As Upper School students filed into the Johnson Theater for Multicultural Day, they were handed a single sheet of paper, a copy of a historical document.
The guest speaker, award-winning historian Professor Charles B. Dew of Williams College, opened his speech by explaining the horrifying document they held in their hands: an 1860 listing from an auctioneer in Richmond, setting prices for a slave auction. “It's a price list for human beings," Prof. Dew told the students and faculty, who sat in stunned silence. He had encountered the document in the late 1990s, and he had no trouble recalling how he felt at that moment.
“I had the feeling of being slugged in the gut," he said. “You put this in terms of man's inhumanity to man." The document also aroused a sudden and profound sense of personal disturbance. Dr. Dew realized that he himself had been “complicit" in the system of racial segregation that shaped his childhood in the Jim Crow South.
Dr. Dew's stark realization prompted him to write a memoir, The Making of a Racist: A Southerner Reflects on Family, History, and the Slave Trade. Published in 2016 by the University of Virginia Press, the book is a hybrid: It explores his own experience growing up in the mid-century American South and his indoctrination in white supremacy through childhood songs, books, and experiences. The second half of the book explores how he grew up to repudiate racism--to remake himself as an individual committed to social justice--and it also delves into the historical document that began his self-interrogation.
After the speech, students met in advisory groups to discuss issues raised by the speech. Several videos spurred further discussion about racism in contemporary society. The discussion and activities for Multicultural Day were organized by the Upper School's UNITID Club. Sydney Beverly '20, the club president, introduced Dr. Dew.
Dr. Dew's speech drew his audience into a childhood suffused with racism, a realization that has tainted many memories that might seem idyllic. His “first conscious memory" was of sitting in his mother's lap as she read aloud to him from a children's book. The book was written in a dialect, designed to mock African American speech patterns and demean their intelligence. A few years later, he was present as his father “exploded in a fury" at a black shoeshine man, who had come to the front, rather than the back, door.
“It was a process of osmosis," he said. “I absorbed it. So much of it was non-verbal instruction."
Dr. Dew outlined two major events that shaped his awakening and his sustained effort to reverse the immoral education that he had received.
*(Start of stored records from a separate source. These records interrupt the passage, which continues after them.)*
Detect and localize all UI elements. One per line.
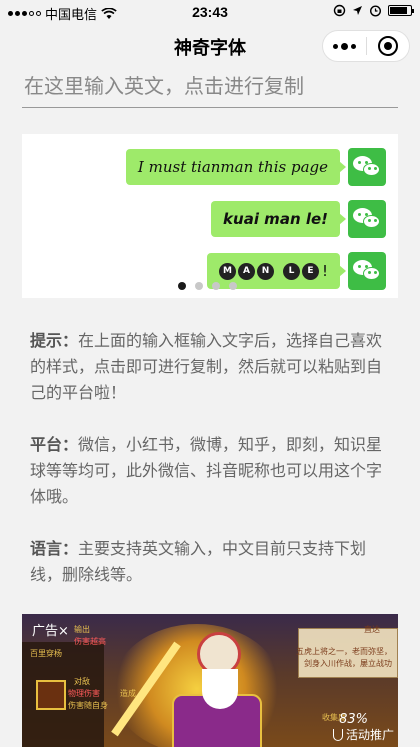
ad-text: 对敌	[74, 677, 90, 686]
tip-label: 平台：	[30, 435, 79, 454]
style-bubble[interactable]: kuai man le!	[211, 201, 346, 237]
wechat-icon	[348, 148, 386, 186]
circled-letter: L	[282, 262, 300, 280]
language-paragraph: 语言：主要支持英文输入，中文目前只支持下划线，删除线等。	[30, 536, 392, 588]
location-arrow-icon	[353, 6, 362, 15]
nav-bar: 神奇字体	[0, 24, 420, 68]
promo-icon	[332, 728, 343, 741]
input-container	[22, 64, 398, 108]
circled-letter: E	[301, 262, 319, 280]
tip-text: 主要支持英文输入，中文目前只支持下划线，删除线等。	[30, 539, 367, 584]
status-bar: 中国电信 23:43	[0, 0, 420, 24]
alarm-icon	[369, 5, 382, 17]
ad-label: 广告×	[32, 620, 69, 639]
tip-label: 语言：	[30, 539, 79, 558]
more-button[interactable]	[323, 31, 366, 61]
ad-hero-beard	[202, 669, 238, 709]
tip-text: 微信，小红书，微博，知乎，即刻，知识星球等等均可，此外微信、抖音昵称也可以用这个…	[30, 435, 383, 506]
more-dots-icon	[332, 42, 356, 50]
rotation-lock-icon	[333, 4, 346, 17]
carousel-dot[interactable]	[195, 282, 203, 290]
ad-close-button[interactable]: ×	[58, 624, 69, 639]
ad-skill-avatar	[36, 680, 66, 710]
ad-promo-link[interactable]: 活动推广	[332, 726, 394, 743]
miniprogram-capsule	[322, 30, 410, 62]
text-input[interactable]	[22, 64, 398, 107]
circled-letter: M	[218, 262, 236, 280]
carousel-dot[interactable]	[178, 282, 186, 290]
ad-text: 五虎上将之一，老而弥坚，	[296, 647, 392, 656]
ad-text: 剑身入川作战，屡立战功	[304, 659, 392, 668]
sample-text: I must tianman this page	[137, 158, 328, 176]
circled-letter: N	[256, 262, 274, 280]
ad-text: 造成	[120, 689, 136, 698]
style-option[interactable]: I must tianman this page	[125, 148, 386, 186]
carousel-dot[interactable]	[229, 282, 237, 290]
wechat-icon	[348, 200, 386, 238]
ad-text: 百里穿杨	[30, 649, 62, 658]
ad-text: 输出	[74, 625, 90, 634]
carousel-indicators	[178, 282, 237, 290]
style-option[interactable]: kuai man le!	[211, 200, 386, 238]
ad-label-text: 广告	[32, 624, 59, 639]
tip-label: 提示：	[30, 331, 79, 350]
sample-suffix: !	[321, 262, 328, 280]
platform-paragraph: 平台：微信，小红书，微博，知乎，即刻，知识星球等等均可，此外微信、抖音昵称也可以…	[30, 432, 392, 510]
ad-text: 物理伤害	[68, 689, 100, 698]
tip-text: 在上面的输入框输入文字后，选择自己喜欢的样式，点击即可进行复制，然后就可以粘贴到…	[30, 331, 383, 402]
wechat-icon	[348, 252, 386, 290]
tip-paragraph: 提示：在上面的输入框输入文字后，选择自己喜欢的样式，点击即可进行复制，然后就可以…	[30, 328, 392, 406]
circled-letter: A	[237, 262, 255, 280]
ad-banner[interactable]: 广告× 输出 伤害越高 百里穿杨 物理伤害 伤害随自身 造成 对敌 直达 五虎上…	[22, 614, 398, 747]
sample-text: kuai man le!	[223, 210, 328, 228]
ad-text: 伤害随自身	[68, 701, 108, 710]
close-button[interactable]	[367, 31, 410, 61]
ad-text: 伤害越高	[74, 637, 106, 646]
style-carousel[interactable]: I must tianman this page kuai man le! M …	[22, 134, 398, 298]
circled-sample-text: M A N L E	[218, 262, 319, 280]
ad-promo-text: 活动推广	[345, 728, 394, 742]
ad-text: 直达	[364, 625, 380, 634]
ad-percent: 83%	[339, 712, 368, 727]
status-right	[333, 4, 414, 17]
style-bubble[interactable]: I must tianman this page	[125, 149, 347, 185]
target-circle-icon	[377, 36, 398, 56]
battery-icon	[388, 5, 414, 16]
carousel-dot[interactable]	[212, 282, 220, 290]
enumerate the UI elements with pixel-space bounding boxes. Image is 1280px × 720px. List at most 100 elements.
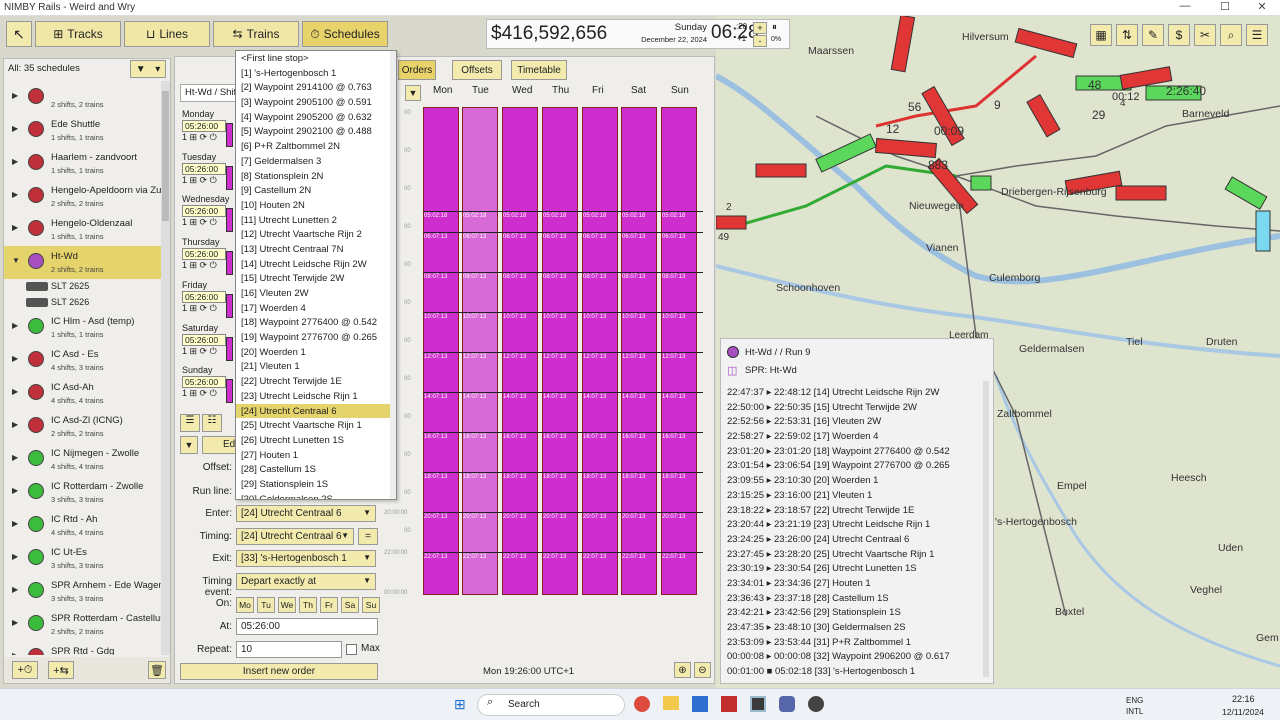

He attended Williams College in Williamstown, Massachusetts, where both classmates and professors began to reshape his attitudes. As a result, he opened up an ongoing dialogue with Illinois Browning Culver, the African American woman who had given decades of her life to serving his family.
Their conversations began tentatively but grew more candid over time, and he learned painful truths about “the gratuitous humiliations visited on her, just because of the way she looked." She asked an anguished question that still haunts him: “Charles, why do the grown-ups put so much hate in the children?"
Students were clearly profoundly moved by Dr. Dew's self-examination and candor. During an open question and answer session, several asked for further exploration of the topic, including his own sense of responsibility in sharing his more enlightened perspective with friends who were openly prejudiced. He said that it took awhile, but he did begin to confront those who made racist remarks. “Silence in the face of this sort of evil is not an option," he said.
Kedar Johnson-Smith '20 said that he appreciated the speaker's honesty. “The Illinois quote was the most powerful," Johnson-Smith said. “Imagine you are Illinois, and all you have given the family. The children represent innocence. When you see hate in the children, that's when hope is lost."
More information about the speaker: Charles B. Dew is Ephraim Williams Professor of American History at Williams College and the author of the Fletcher Pratt Award–winning Apostles of Disunion: Southern Secession Commissioners and the Causes of the Civil War (Virginia) and Bond of Iron: Master and Slave at Buffalo Forge, selected as a New York Times Notable Book of the Year.
Headmaster Dennis Manning and Professor Charles B. Dew, the guest speaker for Upper School Multicultural Day.
Sydney Beverly '20, right, President of Norfolk Academy's UNITID Club, introduced speaker Charles Dew, center, with Headmaster Dennis Manning, on February 10, 2020. The UNITID Club helps organize Upper School Multicultural Day.